On connaît la suite avec les salons organisés par une puissante Académie finalement doublée par des jurys plus ouverts à des normes de sélection différentes. Du régime assez simple encore, touchant un monde encore assez restreint et homogène, nous sommes passés à une situation toujours plus complexe, avec toujours plus d’acteurs, de lieux et d’objets, à l’usage de populations de plus en plus nombreuses. Il suffit de voir combien les Biennales ont proliféré depuis les années 1990, s’affirmant comme de véritables phénomènes artistiques mais aussi touristiques, diplomatiques, économiques et politiques.
Paul Ardenne et Olivier Berggruen, historiens de l’art et commissaires d’expositions, ont une longue expérience des événements qui scandent la vie artistique internationale. Leur bilan est informé et critique : accélération, globalisation, uniformisation des normes de légitimation et des lieux de présentation, métissage des institutions devenues interchangeables, prééminence de la foire, du spectacle et de l’économie, élitisme et populisme conjugués, échanges inégaux entre l’Occident et ses partenaires.
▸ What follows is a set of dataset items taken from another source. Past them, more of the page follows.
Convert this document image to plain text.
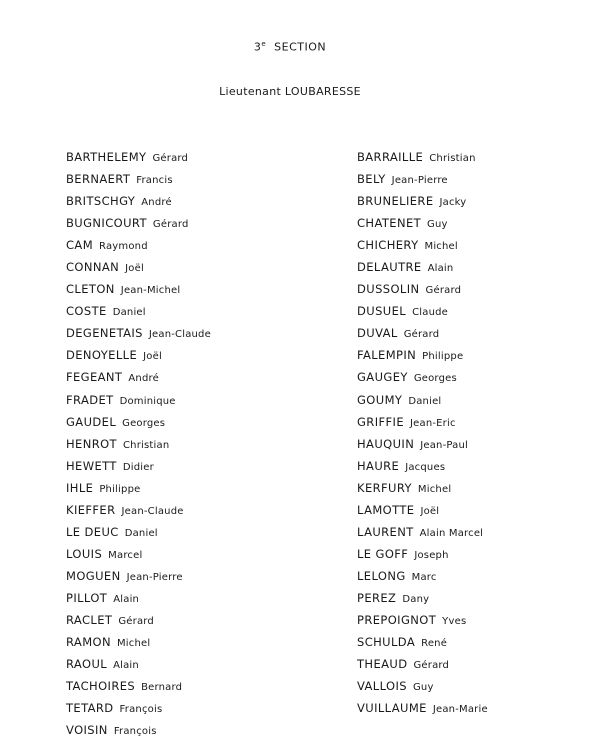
3e SECTION
Lieutenant LOUBARESSE
BARTHELEMY Gérard
BERNAERT Francis
BRITSCHGY André
BUGNICOURT Gérard
CAM Raymond
CONNAN Joël
CLETON Jean-Michel
COSTE Daniel
DEGENETAIS Jean-Claude
DENOYELLE Joël
FEGEANT André
FRADET Dominique
GAUDEL Georges
HENROT Christian
HEWETT Didier
IHLE Philippe
KIEFFER Jean-Claude
LE DEUC Daniel
LOUIS Marcel
MOGUEN Jean-Pierre
PILLOT Alain
RACLET Gérard
RAMON Michel
RAOUL Alain
TACHOIRES Bernard
TETARD François
VOISIN François
BARRAILLE Christian
BELY Jean-Pierre
BRUNELIERE Jacky
CHATENET Guy
CHICHERY Michel
DELAUTRE Alain
DUSSOLIN Gérard
DUSUEL Claude
DUVAL Gérard
FALEMPIN Philippe
GAUGEY Georges
GOUMY Daniel
GRIFFIE Jean-Eric
HAUQUIN Jean-Paul
HAURE Jacques
KERFURY Michel
LAMOTTE Joël
LAURENT Alain Marcel
LE GOFF Joseph
LELONG Marc
PEREZ Dany
PREPOIGNOT Yves
SCHULDA René
THEAUD Gérard
VALLOIS Guy
VUILLAUME Jean-Marie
À cet égard, des îlots de résistance existent — sinon des brèches — mais la condition politique de l’art semblera pour certains largement déterminée par des positions qui pourraient viser davantage à maintenir un exotisme de pacotille qu’à inventer un vrai dialogue avec de nouveaux arrivants sur le marché. D’autres verront l’extension du domaine de l’art comme un lieu de tension privilégié où se reposent inlassablement les questions d’identité et de pouvoir en brisant les fiefs et en actionnant la pensée du monde.
Laurence Bertrand Dorléac
Séminaire du 29 juin 2006
Paul ArdenneLe temps
des mutations
Ce que l’on observe du développement de la scène artistique de ces dernières décennies ne fait guère de doute : marquée par les effets de la globalisation, la situation de l’art d’aujourd’hui reflète la trace des échanges commerciaux entre l’Occident et ses partenaires (et parfois ses adversaires idéologiques, comme Cuba). Les mêmes structures institutionnelles se retrouvent aux quatre coins du globe, alors que le marché de l’art étend son domaine un peu partout dans le monde. On sait d’ailleurs que l’essentiel de ce marché porte sur l’art contemporain ; la politique des musées est axée en grande partie autour de la diffusion de cet art, tandis que les réseaux de présentation et de production — qui se tissent entre musées, artistes, galeries, critiques, collectionneurs et presse spécialisée — vont dans le sens d’une uniformisation à l’image de la globalisation économique menée par l’Occident. Autre phénomène de cette régularisation culturelle, la tenue de grandes expositions telles que les biennales et autres manifestations de grande envergure menées tambour battant, tandis que les foires ont remplacé dans l’esprit du public les biennales (je reviendrai sur ce point).
Les triomphes du marché
Arrêtons-nous le temps de survoler à distance l’univers de l’art contemporain. Artistes, galeries, marchands (ceux dont l’activité porte sur le “secondary market” selon l’expression américaine, c’est-à-dire les revendeurs d’oeuvres qui ont déjà pénétré le marché), critiques d’art, musées, fondations privées, historiens de l’art, partenaires publics, sponsors, publicitaires, maisons de vente aux enchères, jouent les rôles que l’Europe industrielle et marchande du XIXème siècle leur a attribués. Cette expansion du monde de l’art atteint son apogée avec la construction des grands musées européens et américains, la création du Museum of Modern Art de New York en 1929 marquant symboliquement la date à partir de laquelle l’art contemporain devient l’objet de toutes les convoitises. Mais si les catégories que je viens d’énumérer remplissaient jadis des rôles bien définis, le monde actuel encourage leur métissage. A titre d’exemple, les grandes galeries commerciales ouvrent des espaces qui ressemblent à s’y méprendre à des salles de musée, elles organisent des rétrospectives que bien des musées seraient prêts à accueillir (le partenariat entre secteurs public et privé est d’ailleurs devenu courant) et publient des catalogues luxueusement imprimés. On assiste donc à un renversement des hiérarchies lorsque tel galeriste New-yorkais a plus d’influence que la plupart des directeurs de musées. A l’inverse, certains administrateurs sont tentés par le milieu commercial et travaillent pour des galeries ou des maisons de vente. Plus inquiétant est le fait que certains musées, face à l’engouement sans précédent pour l’art contemporain, abdiquent leur indépendance en faveur des produits portés par le marché, parfois sous la pression de « trustees » de type anglo-saxon, renonçant à leur indépendance pour céder sous la pression d’un conformisme dicté par le marché de l’art.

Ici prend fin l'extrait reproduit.